And Corny was still gone.
Closing her eyes, she tore the glamour she was wearing and let it disperse into the air. What she saw was worse. Her hair was still stiff with salt, her lips were still chapped, and, if anything, the severe faerie features exaggerated how tired she looked.
In the mirror, she saw the reflection of the shirt she was wearing and blearily remembered being stripped down a few blocks from the boardwalk, when no amount of huddling under Roiben's coat could make her teeth stop chattering. The catsuit apparently hadn't been enough like a second skin, trapping water inside it. He'd helped her out of the outfit and then wrapped her in both his shirt and his coat.
Summoning magic to her fingers, she tried to lessen the darkness around her eyes and to shift her hair into magazine-smooth locks. It was easy, and a small, amazed smile tugged at the corner of her mouth when she applied eyeliner with a pass of her nail and dabbed her eyes to be a bright blue. She touched them again and they became a deep violet.
Looking down, she glamoured herself to be dressed in a ball gown and it appeared, ruby silk and puffy crinolines, the whole thing encrusted with gemstones. It looked oddly familiar, and then she realized where the image had come from—it was an illustration from "The Frog Prince" in an old storybook she had. Then, with a pass of her hand, she was wearing an emerald Renaissance frock coat over green fishnet stockings, a modified version of the prince in the same story.
Roiben shifted on the mattress, blinking up at her. He was unglamoured, his hair bright as a dime where the light hit it. Lutie was lying on the same pillow, wrapped in a silver tress as if it were a coverlet.
"I can't go downstairs," Kaye said. She couldn't face her grandmother, not after last night, and Kaye very much doubted that her mother had come home yet. Kaye's memories of the last time she'd gone to the New York Halloween parade were a mass of feathers and glitter and men on stilts. That time, Ellen had drunk so much three-dollar champagne that she'd completely forgotten how to get where they were staying, and they had wound up sleeping the night in the subway.
"We could go out the window," Roiben said easily, and she wondered whether he was teasing her or whether he really had accepted her odd stricture so easily. She couldn't remember much of what she'd said the night before—maybe it had been so awful and irrational that more of the same didn't surprise him.
"How are we going to get to the orchard? It's in Colt's Neck."

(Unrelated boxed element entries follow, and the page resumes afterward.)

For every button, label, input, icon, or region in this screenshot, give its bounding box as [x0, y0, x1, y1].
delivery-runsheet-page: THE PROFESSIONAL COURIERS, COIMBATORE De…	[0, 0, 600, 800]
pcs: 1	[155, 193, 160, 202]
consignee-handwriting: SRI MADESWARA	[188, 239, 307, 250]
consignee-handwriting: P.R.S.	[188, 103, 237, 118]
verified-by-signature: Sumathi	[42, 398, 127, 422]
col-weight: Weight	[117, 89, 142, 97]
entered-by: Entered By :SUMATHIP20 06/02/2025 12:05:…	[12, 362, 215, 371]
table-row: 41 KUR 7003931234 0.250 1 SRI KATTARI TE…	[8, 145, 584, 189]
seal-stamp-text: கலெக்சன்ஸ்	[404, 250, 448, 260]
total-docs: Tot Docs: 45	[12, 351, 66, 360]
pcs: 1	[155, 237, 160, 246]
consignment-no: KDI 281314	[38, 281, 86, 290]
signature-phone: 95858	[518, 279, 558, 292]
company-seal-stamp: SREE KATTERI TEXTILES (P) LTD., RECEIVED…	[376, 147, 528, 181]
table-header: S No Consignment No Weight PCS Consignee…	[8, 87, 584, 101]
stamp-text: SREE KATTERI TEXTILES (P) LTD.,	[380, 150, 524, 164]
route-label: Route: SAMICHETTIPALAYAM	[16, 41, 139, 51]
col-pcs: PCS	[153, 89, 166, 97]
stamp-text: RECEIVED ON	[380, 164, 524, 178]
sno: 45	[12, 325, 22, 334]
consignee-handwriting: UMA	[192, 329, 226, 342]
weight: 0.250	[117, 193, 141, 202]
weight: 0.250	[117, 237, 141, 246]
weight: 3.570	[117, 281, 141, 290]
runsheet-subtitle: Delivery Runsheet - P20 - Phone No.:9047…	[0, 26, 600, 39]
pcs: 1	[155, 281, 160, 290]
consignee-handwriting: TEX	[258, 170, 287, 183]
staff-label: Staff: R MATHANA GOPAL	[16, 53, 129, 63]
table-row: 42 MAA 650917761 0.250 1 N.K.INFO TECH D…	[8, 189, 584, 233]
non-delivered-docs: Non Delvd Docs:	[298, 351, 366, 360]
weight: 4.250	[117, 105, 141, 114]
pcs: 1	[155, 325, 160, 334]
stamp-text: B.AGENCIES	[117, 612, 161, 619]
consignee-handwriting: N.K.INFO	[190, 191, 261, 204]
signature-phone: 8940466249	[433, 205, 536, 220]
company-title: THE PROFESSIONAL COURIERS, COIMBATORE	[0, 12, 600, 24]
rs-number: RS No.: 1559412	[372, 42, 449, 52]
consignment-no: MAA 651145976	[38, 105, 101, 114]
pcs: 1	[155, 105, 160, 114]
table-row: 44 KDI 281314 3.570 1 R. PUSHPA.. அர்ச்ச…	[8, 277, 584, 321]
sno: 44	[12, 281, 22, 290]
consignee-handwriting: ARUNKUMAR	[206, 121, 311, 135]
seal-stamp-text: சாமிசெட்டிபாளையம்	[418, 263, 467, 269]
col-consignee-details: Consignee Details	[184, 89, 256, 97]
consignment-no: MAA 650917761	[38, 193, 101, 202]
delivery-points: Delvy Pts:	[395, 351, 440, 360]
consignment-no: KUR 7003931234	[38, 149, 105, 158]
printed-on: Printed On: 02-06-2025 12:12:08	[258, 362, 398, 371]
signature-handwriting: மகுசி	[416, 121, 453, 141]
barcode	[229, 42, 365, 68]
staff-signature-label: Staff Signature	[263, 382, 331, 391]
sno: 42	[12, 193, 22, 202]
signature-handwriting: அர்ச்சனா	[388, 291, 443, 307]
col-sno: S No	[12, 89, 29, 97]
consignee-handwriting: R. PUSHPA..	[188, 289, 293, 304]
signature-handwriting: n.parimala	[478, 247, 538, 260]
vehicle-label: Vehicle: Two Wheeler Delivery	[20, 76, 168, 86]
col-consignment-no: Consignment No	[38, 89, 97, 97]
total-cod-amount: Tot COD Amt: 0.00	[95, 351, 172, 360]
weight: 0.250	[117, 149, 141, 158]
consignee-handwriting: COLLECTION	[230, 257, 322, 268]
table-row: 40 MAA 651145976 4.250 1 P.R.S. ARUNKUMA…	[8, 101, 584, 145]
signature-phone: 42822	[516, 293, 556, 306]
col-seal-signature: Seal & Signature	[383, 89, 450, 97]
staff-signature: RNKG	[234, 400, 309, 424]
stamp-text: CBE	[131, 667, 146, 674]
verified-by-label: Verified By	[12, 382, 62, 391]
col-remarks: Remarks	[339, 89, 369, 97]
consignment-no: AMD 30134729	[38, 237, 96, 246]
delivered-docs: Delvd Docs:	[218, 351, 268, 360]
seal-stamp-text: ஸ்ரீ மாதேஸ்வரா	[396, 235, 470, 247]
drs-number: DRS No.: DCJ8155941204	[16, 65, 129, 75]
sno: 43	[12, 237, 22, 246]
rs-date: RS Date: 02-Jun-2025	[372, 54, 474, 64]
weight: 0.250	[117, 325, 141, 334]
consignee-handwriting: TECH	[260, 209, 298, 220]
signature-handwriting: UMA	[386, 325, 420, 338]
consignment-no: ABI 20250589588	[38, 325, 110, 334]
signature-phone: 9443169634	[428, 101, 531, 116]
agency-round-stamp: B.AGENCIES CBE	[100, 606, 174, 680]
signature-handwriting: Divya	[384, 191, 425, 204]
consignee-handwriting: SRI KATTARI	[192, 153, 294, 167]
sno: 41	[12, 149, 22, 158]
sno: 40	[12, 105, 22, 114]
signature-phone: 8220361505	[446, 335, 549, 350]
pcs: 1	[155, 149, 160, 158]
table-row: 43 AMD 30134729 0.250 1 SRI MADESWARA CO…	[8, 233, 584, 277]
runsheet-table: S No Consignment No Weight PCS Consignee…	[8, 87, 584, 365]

He ran fingers through his hair, hand-combing it, and then turned toward Lutie. "You tied knots in my hair."
Lutie giggled in a way that sounded a little like panic.
Sighing, he looked back at Kaye. "There are ways," he said, "but you would mislike most of them."
Somehow, she didn't doubt that.
"Let's take Corny's car," she said.
Roiben raised both eyebrows.
"I know where it is and I know where his keys are."
Roiben got up off the mattress and sat on the boxspring as though it was the couch she had once hoped to make it into. "Cars are made entirely of steel. In case you'd forgotten."
Kaye stood a moment and began rummaging through the drifts of black garbage bags. After a little searching, she held up a pair of orange mittens triumphantly, ignoring his look of disbelief.
"There's steel in my boots," she said, pushing her feet into them as she spoke, "but the leather keeps it from touching me… I can barely feel it."
"Would you like a cigarette to go with that?" Roiben asked dryly.
"I think I liked you better before you acquired a sense of humor."
His voice was guarded. "And I thought you liked me not at all."
Kaye brushed back her now-silky hair and rubbed her temples. She should say something, do something, but she was sure that if she stopped to sort out the swirling thoughts in her head, she would fall apart. Was this about the night before? She could barely remember what she had yelled at him now; it was all a blur of grief and rage. But everything was different between them this morning, and she didn't know how to make it right again.
She reached her hand out, touching him lightly just below his collarbone, opening her mouth to speak… then closing it again. She shook her head slightly, hoping that somehow he'd understand that she was sorry, that she was grateful, that she liked him too much.
She shook her head again, harder, stepping back.
Corny first. All other things afterward.
They went out the window, Roiben climbing down the tree easily, Lutie flying, and Kaye managing an ungainly cross between jumping and gliding. She stumbled when she landed.
"Flying!" Lutie said.
Kaye glared at her and put on the mittens. Looking down, she realized she was still glamoured in the frock coat. Roiben was wearing all black, head to foot, and mostly leather. Lutie's wings shimmered iridescent rainbows over them both as she looped in the air like a demented dragonfly.
"This way." Kaye directed them to the trailer park. The door to the car was locked, and Kaye didn't hesitate before she pounded one mittened hand against the glass. It spiderwebbed, and she battered at it again and again, until her knuckles were bleeding.